Whatever happened to 'Good Company' and the Nyakyusa?  
Rebecca Marsland (University of Edinburgh)

Paper long abstract:

The shape of funerals has been subject to intense debate in Kyela District in Tanzania, a district that also happens to have the second highest prevalence of HIV in the country. Based on fieldwork between 2000 and 2002, I will explore changes to 'Nyakyusa funerals', in a village where burials sometimes took place on a daily basis.
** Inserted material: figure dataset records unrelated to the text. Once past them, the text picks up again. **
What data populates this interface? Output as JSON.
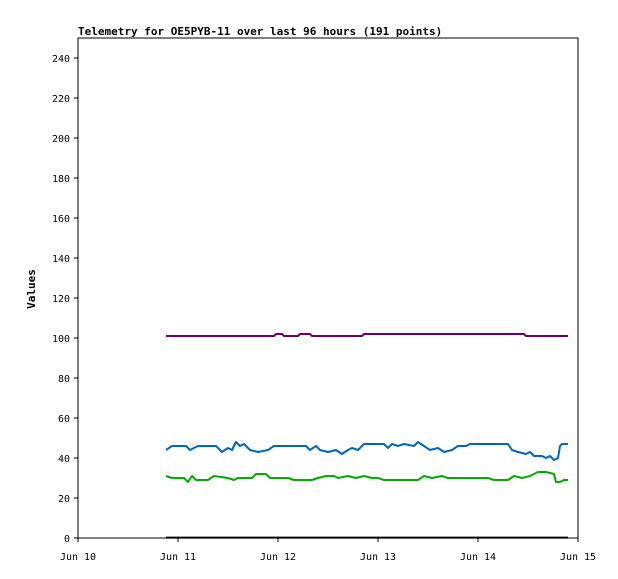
{
  "chart_data": {
    "type": "line",
    "title": "Telemetry for OE5PYB-11 over last 96 hours (191 points)",
    "xlabel": "",
    "ylabel": "Values",
    "xlim": [
      "Jun 10",
      "Jun 15"
    ],
    "ylim": [
      0,
      250
    ],
    "x_ticks": [
      "Jun 10",
      "Jun 11",
      "Jun 12",
      "Jun 13",
      "Jun 14",
      "Jun 15"
    ],
    "y_ticks": [
      0,
      20,
      40,
      60,
      80,
      100,
      120,
      140,
      160,
      180,
      200,
      220,
      240
    ],
    "grid": false,
    "legend": "none",
    "x_unit": "days since Jun 10",
    "series": [
      {
        "color": "#660066",
        "points": [
          [
            0.88,
            101
          ],
          [
            1.96,
            101
          ],
          [
            1.98,
            102
          ],
          [
            2.04,
            102
          ],
          [
            2.06,
            101
          ],
          [
            2.2,
            101
          ],
          [
            2.22,
            102
          ],
          [
            2.32,
            102
          ],
          [
            2.34,
            101
          ],
          [
            2.84,
            101
          ],
          [
            2.86,
            102
          ],
          [
            4.46,
            102
          ],
          [
            4.48,
            101
          ],
          [
            4.9,
            101
          ]
        ]
      },
      {
        "color": "#0066bb",
        "points": [
          [
            0.88,
            44
          ],
          [
            0.94,
            46
          ],
          [
            1.08,
            46
          ],
          [
            1.12,
            44
          ],
          [
            1.2,
            46
          ],
          [
            1.38,
            46
          ],
          [
            1.44,
            43
          ],
          [
            1.5,
            45
          ],
          [
            1.54,
            44
          ],
          [
            1.58,
            48
          ],
          [
            1.62,
            46
          ],
          [
            1.66,
            47
          ],
          [
            1.72,
            44
          ],
          [
            1.8,
            43
          ],
          [
            1.9,
            44
          ],
          [
            1.96,
            46
          ],
          [
            2.28,
            46
          ],
          [
            2.32,
            44
          ],
          [
            2.38,
            46
          ],
          [
            2.42,
            44
          ],
          [
            2.5,
            43
          ],
          [
            2.58,
            44
          ],
          [
            2.64,
            42
          ],
          [
            2.7,
            44
          ],
          [
            2.74,
            45
          ],
          [
            2.8,
            44
          ],
          [
            2.86,
            47
          ],
          [
            3.06,
            47
          ],
          [
            3.1,
            45
          ],
          [
            3.14,
            47
          ],
          [
            3.2,
            46
          ],
          [
            3.26,
            47
          ],
          [
            3.36,
            46
          ],
          [
            3.4,
            48
          ],
          [
            3.46,
            46
          ],
          [
            3.52,
            44
          ],
          [
            3.6,
            45
          ],
          [
            3.66,
            43
          ],
          [
            3.74,
            44
          ],
          [
            3.8,
            46
          ],
          [
            3.88,
            46
          ],
          [
            3.92,
            47
          ],
          [
            4.3,
            47
          ],
          [
            4.34,
            44
          ],
          [
            4.4,
            43
          ],
          [
            4.48,
            42
          ],
          [
            4.52,
            43
          ],
          [
            4.56,
            41
          ],
          [
            4.64,
            41
          ],
          [
            4.68,
            40
          ],
          [
            4.72,
            41
          ],
          [
            4.76,
            39
          ],
          [
            4.8,
            40
          ],
          [
            4.82,
            46
          ],
          [
            4.84,
            47
          ],
          [
            4.9,
            47
          ]
        ]
      },
      {
        "color": "#00aa00",
        "points": [
          [
            0.88,
            31
          ],
          [
            0.94,
            30
          ],
          [
            1.06,
            30
          ],
          [
            1.1,
            28
          ],
          [
            1.14,
            31
          ],
          [
            1.18,
            29
          ],
          [
            1.3,
            29
          ],
          [
            1.36,
            31
          ],
          [
            1.5,
            30
          ],
          [
            1.56,
            29
          ],
          [
            1.6,
            30
          ],
          [
            1.74,
            30
          ],
          [
            1.78,
            32
          ],
          [
            1.88,
            32
          ],
          [
            1.92,
            30
          ],
          [
            2.1,
            30
          ],
          [
            2.16,
            29
          ],
          [
            2.34,
            29
          ],
          [
            2.4,
            30
          ],
          [
            2.48,
            31
          ],
          [
            2.56,
            31
          ],
          [
            2.6,
            30
          ],
          [
            2.7,
            31
          ],
          [
            2.78,
            30
          ],
          [
            2.86,
            31
          ],
          [
            2.94,
            30
          ],
          [
            3.0,
            30
          ],
          [
            3.06,
            29
          ],
          [
            3.4,
            29
          ],
          [
            3.46,
            31
          ],
          [
            3.54,
            30
          ],
          [
            3.64,
            31
          ],
          [
            3.7,
            30
          ],
          [
            3.9,
            30
          ],
          [
            3.96,
            30
          ],
          [
            4.1,
            30
          ],
          [
            4.16,
            29
          ],
          [
            4.3,
            29
          ],
          [
            4.36,
            31
          ],
          [
            4.44,
            30
          ],
          [
            4.52,
            31
          ],
          [
            4.6,
            33
          ],
          [
            4.68,
            33
          ],
          [
            4.76,
            32
          ],
          [
            4.78,
            28
          ],
          [
            4.82,
            28
          ],
          [
            4.86,
            29
          ],
          [
            4.9,
            29
          ]
        ]
      },
      {
        "color": "#000000",
        "points": [
          [
            0.88,
            0.2
          ],
          [
            4.9,
            0.2
          ]
        ]
      }
    ]
  }
}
In 2002, a series of bylaws were passed, addressing what were described as 'misleading traditions' (mila potovu) of the Nyakyusa. A large proportion of the mila potovu forbidden by the bylaws are concerned with funerals, inheritance, and the resolution of the disputes that so often follow the death of fathers. Furthermore, the bylaws are explicitly concerned with the role of women in maintaining 'misleading traditions', in particular their excessive demands on men to provide food and beer at funerals, and anxiety on the part of men that funerals create opportunities for women to meet their lovers, and contract sexually transmitted infections or HIV. With regard to inheritance, the bylaws are concerned with the rights of widows - to refuse levirate and to continue living in the home of their deceased husband. Although fears about AIDS and the practicalities of maintaining demanding and expensive funerals in a context of high adult mortality frame today's debates, I will consider the debates about 'tradition' also in the context of the ethnographies of Monica Wilson, and argue that the bylaws constitute a challenge to the notion of 'Good Company' after which her most well known ethnography was named.